Spiral wave patterns observed in models of cardiac arrhythmias and chemical oscillations develop alternans and stationary line defects, both of which can be thought of as period-doubling instabilities. These instabilities are observed on bounded domains, and may be influenced by the spiral core, far-field asymptotics, and boundary conditions. In this talk, we introduce a methodology to disentangle the impacts of each region on the instabilities by analyzing spectral properties of spiral waves and boundary sinks on bounded domains with appropriate boundary conditions.

Alanna Hoyer-Leitzel

Impulsive differential equations are continuous differential equations with discrete jumps (kicks) in phase space at a deterministic sequence of times.
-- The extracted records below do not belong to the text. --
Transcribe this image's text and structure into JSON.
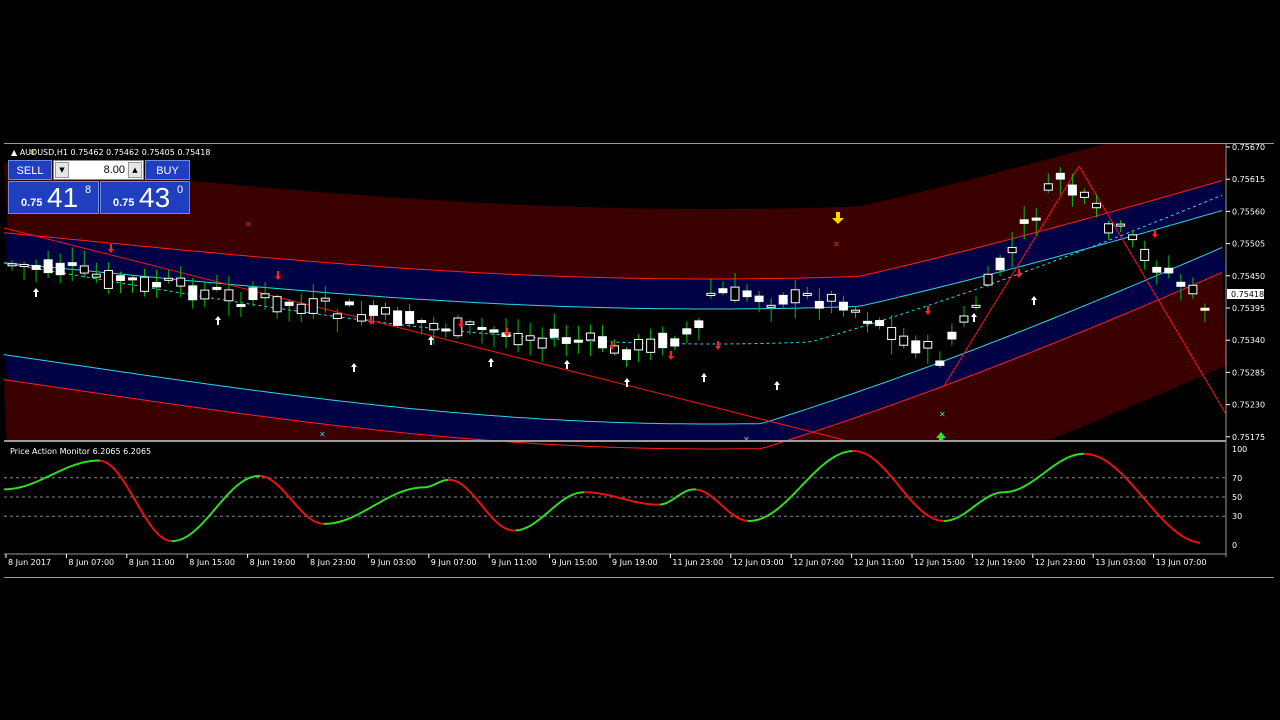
{
  "main_chart": {
    "title": "AUDUSD,H1",
    "ohlc": "0.75462 0.75462 0.75405 0.75418",
    "current_price": "0.75418",
    "price_labels": [
      "0.75670",
      "0.75615",
      "0.75560",
      "0.75505",
      "0.75450",
      "0.75395",
      "0.75340",
      "0.75285",
      "0.75230",
      "0.75175"
    ]
  },
  "trade_panel": {
    "sell_label": "SELL",
    "buy_label": "BUY",
    "lot": "8.00",
    "sell_small": "0.75",
    "sell_big": "41",
    "sell_sup": "8",
    "buy_small": "0.75",
    "buy_big": "43",
    "buy_sup": "0"
  },
  "indicator": {
    "title": "Price Action Monitor 6.2065 6.2065",
    "levels": [
      "100",
      "70",
      "50",
      "30",
      "0"
    ]
  },
  "time_axis": [
    "8 Jun 2017",
    "8 Jun 07:00",
    "8 Jun 11:00",
    "8 Jun 15:00",
    "8 Jun 19:00",
    "8 Jun 23:00",
    "9 Jun 03:00",
    "9 Jun 07:00",
    "9 Jun 11:00",
    "9 Jun 15:00",
    "9 Jun 19:00",
    "11 Jun 23:00",
    "12 Jun 03:00",
    "12 Jun 07:00",
    "12 Jun 11:00",
    "12 Jun 15:00",
    "12 Jun 19:00",
    "12 Jun 23:00",
    "13 Jun 03:00",
    "13 Jun 07:00"
  ],
  "colors": {
    "bull": "#ffffff",
    "bear": "#ffffff",
    "wick": "#00c000",
    "band_red": "#ff1e1e",
    "band_fill_red": "#3a0000",
    "band_fill_blue": "#000044",
    "band_cyan": "#2fd5e6",
    "trend_red": "#ff1010",
    "osc_up": "#33dd22",
    "osc_down": "#ee1111"
  }
}
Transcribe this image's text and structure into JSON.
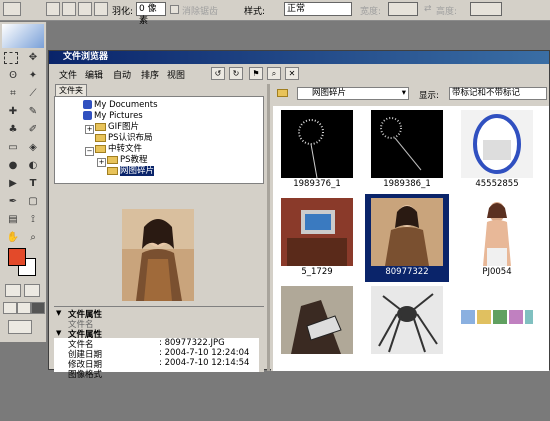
{
  "options_bar": {
    "feather_label": "羽化:",
    "feather_value": "0 像素",
    "antialias_label": "消除锯齿",
    "style_label": "样式:",
    "style_value": "正常",
    "width_label": "宽度:",
    "height_label": "高度:"
  },
  "file_browser": {
    "title": "文件浏览器",
    "menu": [
      "文件",
      "编辑",
      "自动",
      "排序",
      "视图"
    ],
    "folders_tab": "文件夹",
    "tree": [
      {
        "label": "My Documents",
        "level": 1
      },
      {
        "label": "My Pictures",
        "level": 1
      },
      {
        "label": "GIF图片",
        "level": 2
      },
      {
        "label": "PS认识布局",
        "level": 2
      },
      {
        "label": "中转文件",
        "level": 2
      },
      {
        "label": "PS教程",
        "level": 3
      },
      {
        "label": "网图碎片",
        "level": 3,
        "selected": true
      }
    ],
    "path_value": "网图碎片",
    "show_label": "显示:",
    "show_value": "带标记和不带标记",
    "metadata": {
      "section1": "文件属性",
      "section1_sub": "文件名",
      "section2": "文件属性",
      "rows": [
        {
          "label": "文件名",
          "value": ": 80977322.JPG"
        },
        {
          "label": "创建日期",
          "value": ": 2004-7-10 12:24:04"
        },
        {
          "label": "修改日期",
          "value": ": 2004-7-10 12:14:54"
        },
        {
          "label": "图像格式",
          "value": ""
        }
      ]
    },
    "thumbnails": [
      {
        "caption": "1989376_1"
      },
      {
        "caption": "1989386_1"
      },
      {
        "caption": "45552855"
      },
      {
        "caption": "5_1729"
      },
      {
        "caption": "80977322",
        "selected": true
      },
      {
        "caption": "PJ0054"
      },
      {
        "caption": ""
      },
      {
        "caption": ""
      },
      {
        "caption": ""
      }
    ]
  },
  "colors": {
    "foreground": "#e34a2a",
    "background": "#ffffff",
    "titlebar": "#0a246a"
  },
  "icons": [
    "marquee-icon",
    "lasso-icon",
    "crop-icon",
    "brush-icon",
    "type-icon",
    "zoom-icon",
    "folder-icon",
    "rotate-icon",
    "search-icon"
  ]
}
This results in a map, but also captures the behavior of the system in between kicks. Impulsive differential equations can be used to model resilience to disturbances. In this talk I'll discuss resilience in the context of impulsive Lotka-Volterra models.

Alexandros Gelastopoulos

Neural oscillations, including rhythms in the beta1 band (12-20 Hz), are important in various cognitive functions. Often neural networks receive rhythmic input at frequencies different than their natural frequency, but very little is known about how such input affects the network's behavior. We use a simplified, yet biophysical, model of a beta1 rhythm that occurs in the parietal cortex, in order to study its response to oscillatory inputs.